Autre raison avancée par le gouvernement, la réduction des inégalités. Comprenez-vous cet argument ?
Le gouvernement est extrêmement préoccupé par les problèmes d'inégalités. Nous aussi. Mais c'est au travers de la relance économique et de la création d'emploi qu'on réduira les inégalités. Est-ce qu'en 2008, au moment où l'on était en plein emploi, nous parlions d'inégalités ? Pas du tout. Laissez les entreprises participer à une réflexion intelligente pour créer un cadre favorable au développement économique pour qu'on puisse être à même de participer à la réduction des inégalités. Mais il faut en face réduire les dépenses publiques.
Repères
Relance
Pour Jean-Louis Laval, "la relance ne pourra se faire que par la confiance et l'écoute. Si on ne le fait pas, ça ne fonctionnera pas. Il ne suffit pas de s'imposer, ce n'est pas comme cela que ça fonctionne. Il risque d'y avoir de fortes oppositions et ça ne passera pas. Il y a de la précipitation. Ce n'est pas raisonnable que tous les acteurs ne soient pas au courant de ces réformes alors que la crise institutionnelle n'est pas encore résorbée."
Des mesures sur la table depuis 2019
"La majorité de ces mesures esten fait sur la table depuis 2019, à l'époque où Christopher Gygès s'occupait du dossier, précise Yann Lucien. Nous aurions dû passer l'année 2020 à travailler sur ces mesures pour présenter un plan fiscal en 2021. Cela n'a pas pu être fait notamment à cause du Covid."
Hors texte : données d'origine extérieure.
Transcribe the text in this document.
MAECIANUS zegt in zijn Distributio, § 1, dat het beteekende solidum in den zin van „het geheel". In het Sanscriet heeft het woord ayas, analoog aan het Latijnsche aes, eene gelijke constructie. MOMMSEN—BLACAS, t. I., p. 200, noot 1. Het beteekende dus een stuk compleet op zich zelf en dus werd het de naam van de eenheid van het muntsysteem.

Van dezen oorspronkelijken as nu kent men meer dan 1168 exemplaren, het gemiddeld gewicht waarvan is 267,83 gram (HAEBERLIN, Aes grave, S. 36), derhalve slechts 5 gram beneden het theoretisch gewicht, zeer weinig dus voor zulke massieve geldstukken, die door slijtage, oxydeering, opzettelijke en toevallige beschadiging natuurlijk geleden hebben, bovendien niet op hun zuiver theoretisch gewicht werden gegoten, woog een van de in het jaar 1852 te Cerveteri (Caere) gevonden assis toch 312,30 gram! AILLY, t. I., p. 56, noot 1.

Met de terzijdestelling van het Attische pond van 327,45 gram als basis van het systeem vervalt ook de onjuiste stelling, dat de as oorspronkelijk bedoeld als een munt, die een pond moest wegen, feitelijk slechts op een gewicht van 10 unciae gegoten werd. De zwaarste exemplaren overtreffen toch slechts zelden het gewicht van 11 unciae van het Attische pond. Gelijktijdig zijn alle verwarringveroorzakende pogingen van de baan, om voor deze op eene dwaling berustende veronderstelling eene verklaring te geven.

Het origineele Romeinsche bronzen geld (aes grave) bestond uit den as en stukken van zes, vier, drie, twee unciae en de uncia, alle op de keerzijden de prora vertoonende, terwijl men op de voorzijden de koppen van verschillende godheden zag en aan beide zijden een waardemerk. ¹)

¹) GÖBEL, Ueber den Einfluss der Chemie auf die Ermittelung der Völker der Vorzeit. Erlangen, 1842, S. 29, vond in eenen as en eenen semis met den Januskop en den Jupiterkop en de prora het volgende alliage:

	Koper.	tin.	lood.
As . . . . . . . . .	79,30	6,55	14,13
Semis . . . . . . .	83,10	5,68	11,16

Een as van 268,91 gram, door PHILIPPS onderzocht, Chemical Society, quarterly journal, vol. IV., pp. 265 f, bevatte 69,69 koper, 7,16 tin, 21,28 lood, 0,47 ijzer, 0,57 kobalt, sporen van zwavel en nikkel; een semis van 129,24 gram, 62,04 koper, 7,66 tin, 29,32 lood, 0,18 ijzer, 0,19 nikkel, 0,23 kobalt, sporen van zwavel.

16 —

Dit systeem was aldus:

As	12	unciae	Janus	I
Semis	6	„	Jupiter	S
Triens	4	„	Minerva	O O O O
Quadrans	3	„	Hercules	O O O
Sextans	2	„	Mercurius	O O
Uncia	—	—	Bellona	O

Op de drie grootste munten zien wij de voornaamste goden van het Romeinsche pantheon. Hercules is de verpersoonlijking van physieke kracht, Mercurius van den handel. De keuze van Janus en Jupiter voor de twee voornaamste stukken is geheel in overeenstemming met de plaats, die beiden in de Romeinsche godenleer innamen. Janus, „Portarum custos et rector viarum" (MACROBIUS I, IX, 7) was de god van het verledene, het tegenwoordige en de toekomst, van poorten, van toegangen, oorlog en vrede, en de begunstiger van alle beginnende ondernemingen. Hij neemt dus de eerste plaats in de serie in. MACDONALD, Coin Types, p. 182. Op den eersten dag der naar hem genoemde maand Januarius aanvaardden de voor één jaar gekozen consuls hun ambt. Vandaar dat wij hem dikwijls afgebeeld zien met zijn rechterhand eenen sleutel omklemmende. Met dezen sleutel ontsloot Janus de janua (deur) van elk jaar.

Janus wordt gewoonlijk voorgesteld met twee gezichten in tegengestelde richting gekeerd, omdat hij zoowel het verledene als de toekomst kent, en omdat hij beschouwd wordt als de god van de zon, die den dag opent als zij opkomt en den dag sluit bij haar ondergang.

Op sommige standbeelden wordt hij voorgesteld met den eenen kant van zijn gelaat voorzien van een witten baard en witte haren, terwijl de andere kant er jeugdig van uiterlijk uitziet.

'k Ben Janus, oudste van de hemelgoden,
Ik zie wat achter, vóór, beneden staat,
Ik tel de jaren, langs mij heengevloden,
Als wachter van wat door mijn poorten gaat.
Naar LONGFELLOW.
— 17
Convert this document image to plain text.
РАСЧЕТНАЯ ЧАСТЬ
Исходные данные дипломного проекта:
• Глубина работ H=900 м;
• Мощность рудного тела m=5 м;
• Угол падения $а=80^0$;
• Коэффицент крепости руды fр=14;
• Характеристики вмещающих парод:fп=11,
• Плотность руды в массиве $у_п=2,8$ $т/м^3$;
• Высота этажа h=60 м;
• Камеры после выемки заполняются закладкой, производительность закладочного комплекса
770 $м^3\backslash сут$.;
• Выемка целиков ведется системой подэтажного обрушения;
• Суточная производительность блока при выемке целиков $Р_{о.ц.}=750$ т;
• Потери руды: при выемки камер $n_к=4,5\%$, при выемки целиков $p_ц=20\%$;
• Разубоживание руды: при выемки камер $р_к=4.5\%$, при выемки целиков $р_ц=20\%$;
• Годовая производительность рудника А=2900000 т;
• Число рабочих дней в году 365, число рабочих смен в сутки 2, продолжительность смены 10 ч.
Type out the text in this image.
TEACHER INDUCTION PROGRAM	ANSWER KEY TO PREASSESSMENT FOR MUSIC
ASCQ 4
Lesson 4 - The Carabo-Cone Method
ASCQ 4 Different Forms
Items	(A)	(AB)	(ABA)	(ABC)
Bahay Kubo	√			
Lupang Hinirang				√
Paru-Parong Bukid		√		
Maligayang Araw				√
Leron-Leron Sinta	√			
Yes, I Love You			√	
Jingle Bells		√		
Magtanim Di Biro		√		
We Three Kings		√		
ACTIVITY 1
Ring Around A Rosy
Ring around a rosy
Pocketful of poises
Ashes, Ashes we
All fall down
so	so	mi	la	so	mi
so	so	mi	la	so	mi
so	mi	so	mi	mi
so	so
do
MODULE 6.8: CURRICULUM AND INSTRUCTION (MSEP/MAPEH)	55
"Aujourd'hui, c'est regrettable de voir toutes ces mesures qu'on ressort d'un tiroir sans qu'il n'y ait eu aucune concertation, poursuit Jean-Louis Laval. Il reprennent les pistes qui avaient été ouvertes mais qui méritaient discussions. De nous dire "maintenant taisez-vous", c'est tout de même insupportable."
20 000 consommateurs perdus
L'interpatronale tient à rappeler que la Calédonie a perdu 20 000 habitants depuis 2015, soit presque 7% de la population. Une proportion importante qui a eu un effet sur l'économie, ne laissant pas espérer un "rendement fiscal identique".